Consumers are bombarded with advertising messages each day, from the time they get up until the moment they close their eyes at night. It’s physically impossible to pay attention to every message you’re exposed to. Out of necessity — if not to preserve your sanity — you have to ignore most of the messages you hear and see.
This is true even when you have a relationship with the person or company sending the message. At most, prospects give messages a three-second glance before hitting the delete key or tossing it in the trash.
As a result, there are huge portions of your list that only vaguely aware that you’re offering a seminar. Because they’ve been ignoring your messages, they simply aren’t aware of what you’re promoting or of what a tremendous value it is.
#2 Lack of trust
Attending an event is a big commitment. When promoting your seminars, not only are you asking prospects to spend their money, you’re asking them to invest their time with you. This is by far the toughest sale.
If prospects are unsure about your qualifications, unfamiliar with your work, or don’t fully understand how your seminar will help them, they won’t see your seminar as a smart investment of their time.
One way to overcome these two obstacles is by strengthening your seminar marketing materials and plan.
From a content perspective, you can make sure that your copy fully describes what attendees will learn, how they’ll benefit, and what problems you’ll help them solve.
From a planning perspective, you can contact prospects more often and with a wider variety of marketing tools to break through the clutter.
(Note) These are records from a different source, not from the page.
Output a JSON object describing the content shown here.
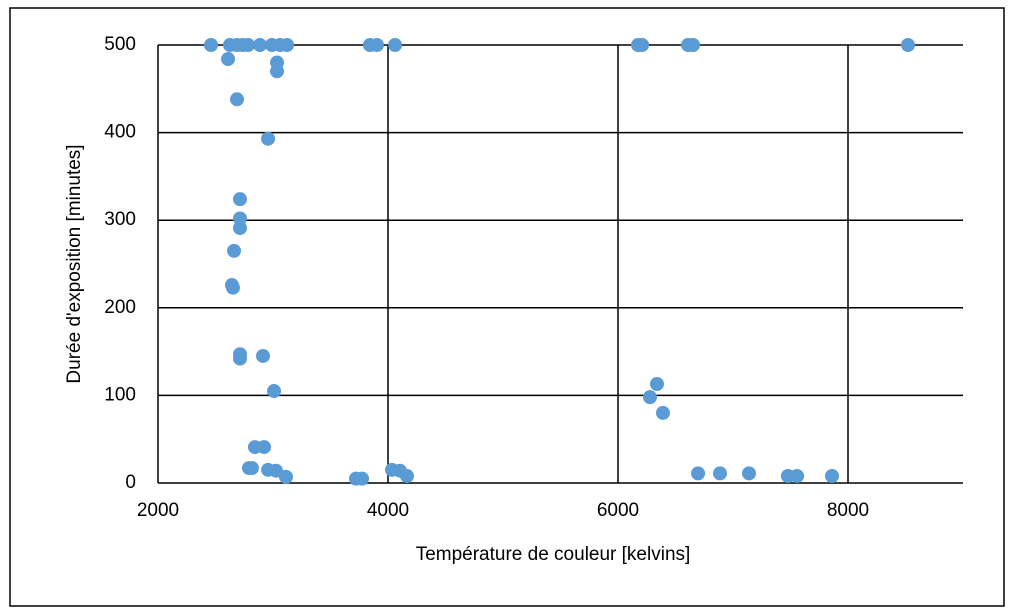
{
  "chart_data": {
    "type": "scatter",
    "xlabel": "Température  de couleur  [kelvins]",
    "ylabel": "Durée d'exposition  [minutes]",
    "color": "#5b9bd5",
    "x": [
      2461,
      2626,
      2687,
      2739,
      2783,
      2887,
      2991,
      3061,
      3122,
      3843,
      3904,
      4061,
      6174,
      6209,
      6609,
      6652,
      8522,
      2609,
      3035,
      3035,
      2687,
      2957,
      2713,
      2713,
      2713,
      2661,
      2643,
      2652,
      2713,
      2713,
      2913,
      3009,
      2843,
      2922,
      2791,
      2817,
      2957,
      3026,
      3113,
      3722,
      3774,
      4035,
      4104,
      4165,
      6278,
      6339,
      6391,
      6696,
      6887,
      7139,
      7478,
      7557,
      7861
    ],
    "values": [
      500,
      500,
      500,
      500,
      500,
      500,
      500,
      500,
      500,
      500,
      500,
      500,
      500,
      500,
      500,
      500,
      500,
      484,
      480,
      470,
      438,
      393,
      324,
      302,
      291,
      265,
      226,
      223,
      147,
      142,
      145,
      105,
      41,
      41,
      17,
      17,
      15,
      14,
      7,
      5,
      5,
      15,
      14,
      8,
      98,
      113,
      80,
      11,
      11,
      11,
      8,
      8,
      8
    ],
    "xlim": [
      2000,
      9000
    ],
    "xticks": [
      2000,
      4000,
      6000,
      8000
    ],
    "ylim": [
      0,
      500
    ],
    "yticks": [
      0,
      100,
      200,
      300,
      400,
      500
    ],
    "grid": true
  }
}
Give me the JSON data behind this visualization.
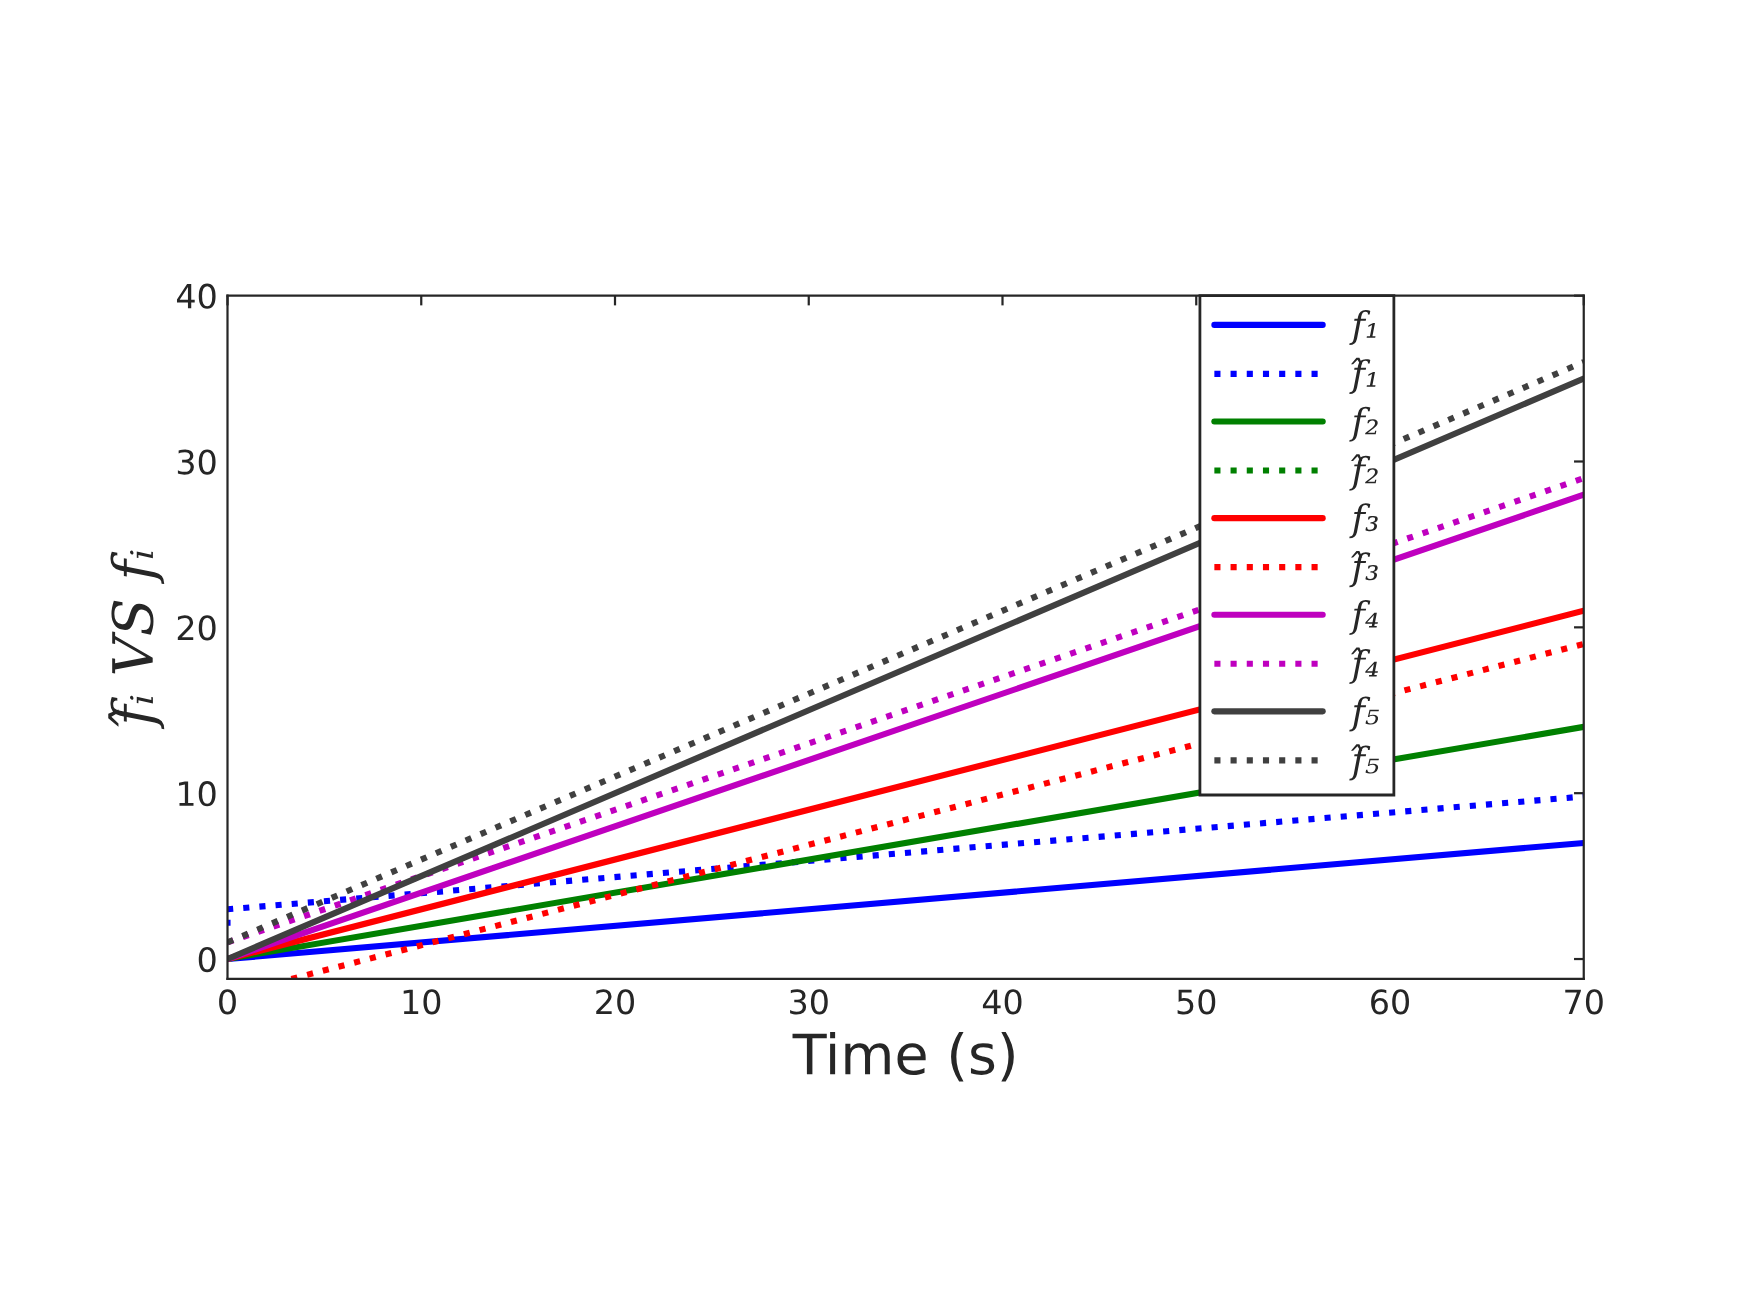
{
  "chart_data": {
    "type": "line",
    "xlabel": "Time (s)",
    "ylabel": "f̂ᵢ VS fᵢ",
    "xlim": [
      0,
      70
    ],
    "ylim": [
      -1.2,
      40
    ],
    "xticks": [
      0,
      10,
      20,
      30,
      40,
      50,
      60,
      70
    ],
    "yticks": [
      0,
      10,
      20,
      30,
      40
    ],
    "grid": false,
    "legend": "top right",
    "series": [
      {
        "name": "f₁",
        "color": "#0000ff",
        "line_style": "solid",
        "x": [
          0,
          70
        ],
        "values": [
          0,
          7
        ]
      },
      {
        "name": "f̂₁",
        "color": "#0000ff",
        "line_style": "dotted",
        "x": [
          0,
          0,
          70
        ],
        "values": [
          2,
          3,
          9.8
        ]
      },
      {
        "name": "f₂",
        "color": "#008000",
        "line_style": "solid",
        "x": [
          0,
          70
        ],
        "values": [
          0,
          14
        ]
      },
      {
        "name": "f̂₂",
        "color": "#008000",
        "line_style": "dotted",
        "values": [
          null,
          null
        ]
      },
      {
        "name": "f₃",
        "color": "#ff0000",
        "line_style": "solid",
        "x": [
          0,
          70
        ],
        "values": [
          0,
          21
        ]
      },
      {
        "name": "f̂₃",
        "color": "#ff0000",
        "line_style": "dotted",
        "x": [
          3.3,
          70
        ],
        "values": [
          -1.2,
          19
        ]
      },
      {
        "name": "f₄",
        "color": "#bf00bf",
        "line_style": "solid",
        "x": [
          0,
          70
        ],
        "values": [
          0,
          28
        ]
      },
      {
        "name": "f̂₄",
        "color": "#bf00bf",
        "line_style": "dotted",
        "x": [
          0,
          70
        ],
        "values": [
          1,
          29
        ]
      },
      {
        "name": "f₅",
        "color": "#404040",
        "line_style": "solid",
        "x": [
          0,
          70
        ],
        "values": [
          0,
          35
        ]
      },
      {
        "name": "f̂₅",
        "color": "#404040",
        "line_style": "dotted",
        "x": [
          0,
          70
        ],
        "values": [
          1,
          36
        ]
      }
    ]
  }
}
But there’s an easier way to build trust and awareness: Publish a newsletter or e-zine.
Newsletter marketing offers 3 key benefits:
- You can demonstrate your expertise. For greatest effect, your newsletter should include helpful information, not just promotions. The more valuable the information, the more likely it is that prospects will hold onto your newsletter and refer to it when they are actively seeking the solution you offer.
- You can fly below your prospects’ marketing “radar” when promoting your events and products. Because the thrust of your newsletter is education, prospects are more likely to open and read it. When you slip in mentions of your event, readers won’t be as resistant to your message. In fact, providing valuable articles can whet prospects’ thirst for more information … making them more receptive to whatever marketing message you put after your article.
- You become a welcome guest. Providing quality content builds trust with your audience. When they get used to receive interesting, valuable information from you, they’ll be more likely to welcome and open your other messages, including promotions for your events.
Another reason you should publish newsletters? It’s a great way to force yourself to regularly create content for a blog or articles to distribute via online directories. Repackage your content for these alternate forms of distribution, and you’ll raise your visibility and SEO rankings, as well.